The Mass Migration Continues
For months, Africans have been landing at the Italian island of Lampedusa, which was swamped with refugees earlier this year when more than 5,000 Libyans and Tunisians showed up in boats. They fled Libya after the rebellion began and Tunisia after that country’s government fell.
But more and more kept arriving. The migrants trashed the island and created such a crisis that Italian authorities began transporting them to mainland Italy. Then, because Italy issued them temporary visas, they began fanning out across Europe.
That created tensions with France, which stopped a trainload of migrants at its border.
Such is the consternation that the European Union is considering stiffening border controls to permit its members a measure of security at their frontiers.
Travel across European borders is virtually uninhibited because of the Schengen Agreement, which permits free travel between its 25 signatory nations. The EU will discuss border control at a meeting on June 24. The Schengen Agreement, as well as the EU itself, may be unraveling with the latest refugee crisis.

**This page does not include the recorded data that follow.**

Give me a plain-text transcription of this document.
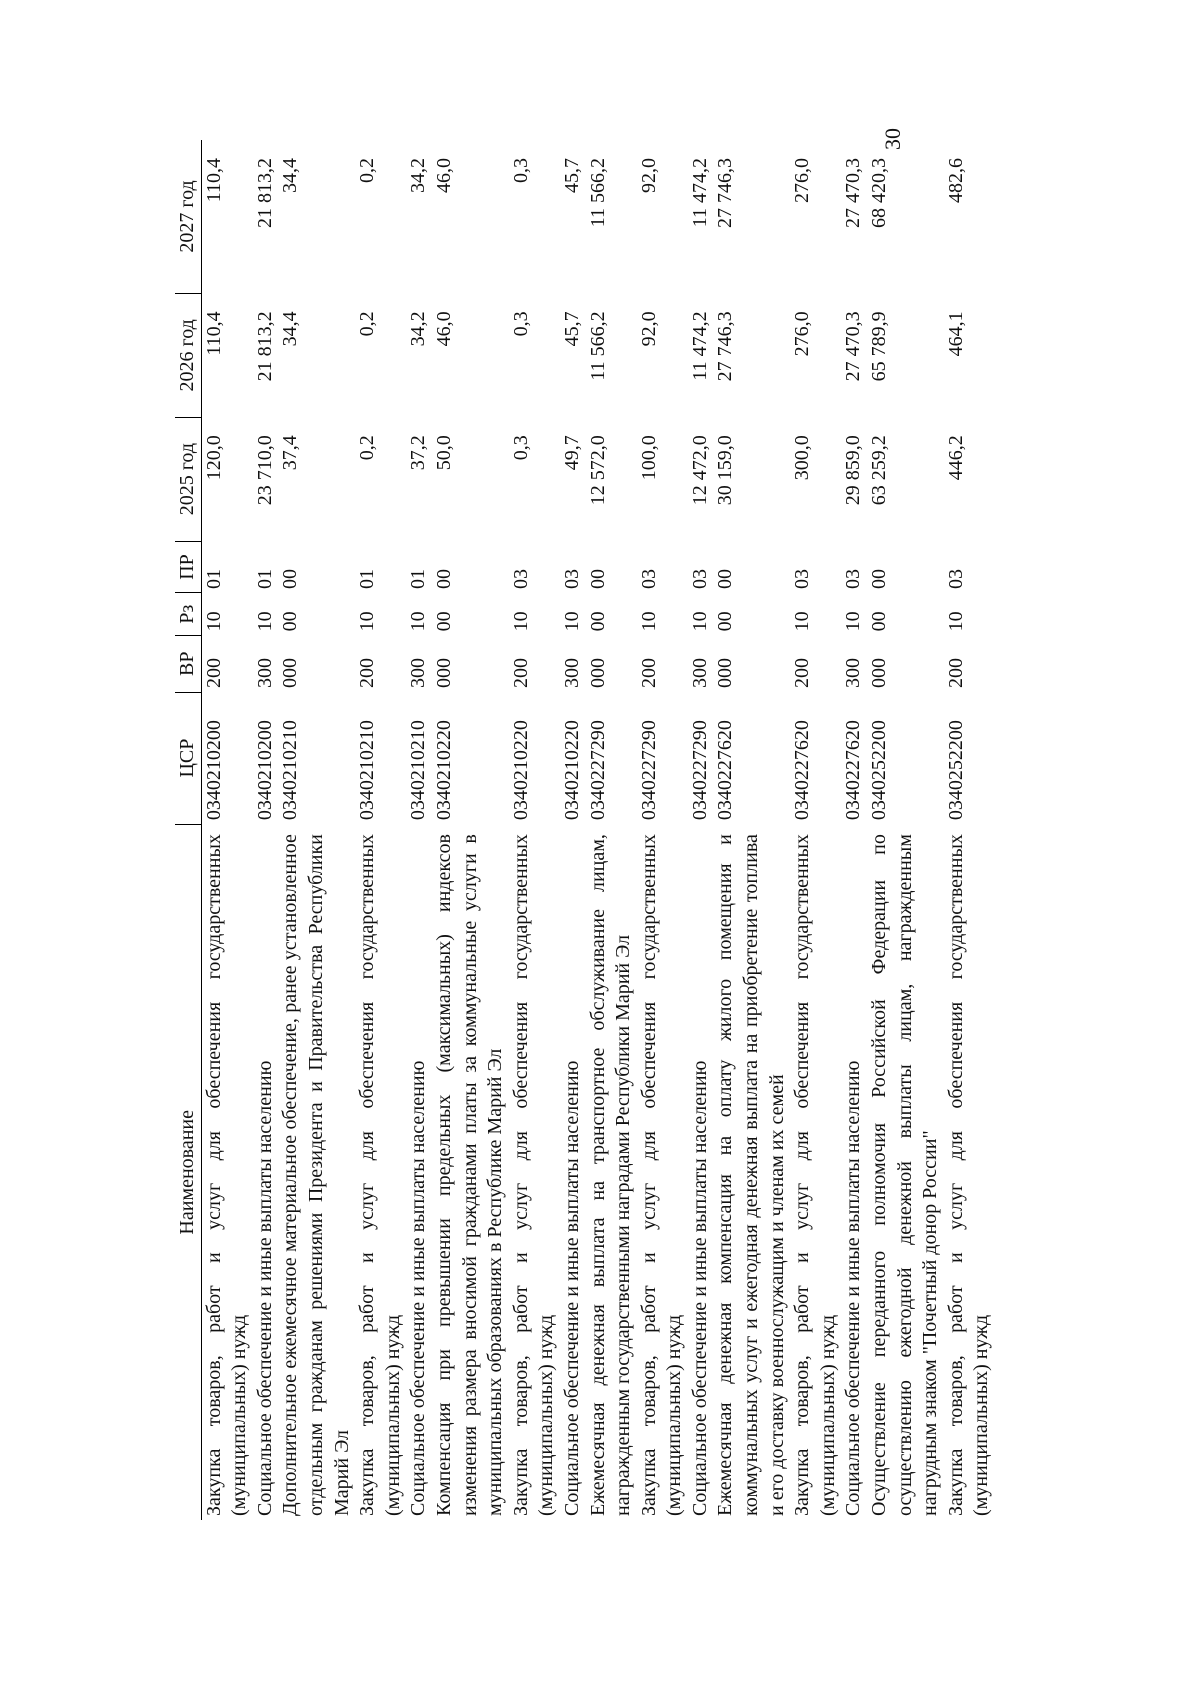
30
Наименование	ЦСР	ВР	Рз	ПР	2025 год	2026 год	2027 год
Закупка товаров, работ и услуг для обеспечения государственных (муниципальных) нужд	0340210200	200	10	01	120,0	110,4	110,4
Социальное обеспечение и иные выплаты населению	0340210200	300	10	01	23 710,0	21 813,2	21 813,2
Дополнительное ежемесячное материальное обеспечение, ранее установленное отдельным гражданам решениями Президента и Правительства Республики Марий Эл	0340210210	000	00	00	37,4	34,4	34,4
Закупка товаров, работ и услуг для обеспечения государственных (муниципальных) нужд	0340210210	200	10	01	0,2	0,2	0,2
Социальное обеспечение и иные выплаты населению	0340210210	300	10	01	37,2	34,2	34,2
Компенсация при превышении предельных (максимальных) индексов изменения размера вносимой гражданами платы за коммунальные услуги в муниципальных образованиях в Республике Марий Эл	0340210220	000	00	00	50,0	46,0	46,0
Закупка товаров, работ и услуг для обеспечения государственных (муниципальных) нужд	0340210220	200	10	03	0,3	0,3	0,3
Социальное обеспечение и иные выплаты населению	0340210220	300	10	03	49,7	45,7	45,7
Ежемесячная денежная выплата на транспортное обслуживание лицам, награжденным государственными наградами Республики Марий Эл	0340227290	000	00	00	12 572,0	11 566,2	11 566,2
Закупка товаров, работ и услуг для обеспечения государственных (муниципальных) нужд	0340227290	200	10	03	100,0	92,0	92,0
Социальное обеспечение и иные выплаты населению	0340227290	300	10	03	12 472,0	11 474,2	11 474,2
Ежемесячная денежная компенсация на оплату жилого помещения и коммунальных услуг и ежегодная денежная выплата на приобретение топлива и его доставку военнослужащим и членам их семей	0340227620	000	00	00	30 159,0	27 746,3	27 746,3
Закупка товаров, работ и услуг для обеспечения государственных (муниципальных) нужд	0340227620	200	10	03	300,0	276,0	276,0
Социальное обеспечение и иные выплаты населению	0340227620	300	10	03	29 859,0	27 470,3	27 470,3
Осуществление переданного полномочия Российской Федерации по осуществлению ежегодной денежной выплаты лицам, награжденным нагрудным знаком "Почетный донор России"	0340252200	000	00	00	63 259,2	65 789,9	68 420,3
Закупка товаров, работ и услуг для обеспечения государственных (муниципальных) нужд	0340252200	200	10	03	446,2	464,1	482,6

Such was the deluge of Africans at Lampedusa that it wasn’t long before Africans outnumbered the native inhabitants by four to one. Officials called the migration an exodus of biblical proportions; about 25,000 Africans have landed so far at the tiny island.
When rebels in Libya began threatening the regime of strongman Moammar Gadhafi, Italy’s Foreign Minister predicted a wave of some 800,000 refugees if Ghadafi’s government fell. Gadhafi has long been a bulwark against immigration from Africa to Europe.
Merkel Says No to Certain Migrants
Apropos of the seemingly unstoppable fleet of illegals swamping European shores, according to Germany's international broadcaster Deutche-Welle, German Chancellor Angela Merkel has declared that her country will continue deporting “economic migrants.” On Saturday, she “said that on humanitarian grounds Germany would accept refugees arriving from countries where there was evidence of political persecution — such as Syria, Lebanon and Yemen.”
However, the chancellor said the country had no responsibility for those arriving from countries such as Tunisia — where a ruling dictatorship had been toppled.
"That cannot be the way," she said.
Tens of thousands of migrants from North Africa have sought to enter the EU following a wave of popular uprisings in Arab countries that has already toppled two long-term leaders. Many of them are economic migrants who do not qualify to stay in the EU.
At the meeting, Merkel complained that Italy had accepted just 6,000 refugees who were seeking asylum for a legitimate reason. Presumably, the horde that swamped Lampedusa from January through March would not qualify.
Merkel, with British Prime Minister David Cameron and French President Nicolas Sarkozy, has declared multiculturalism a failure.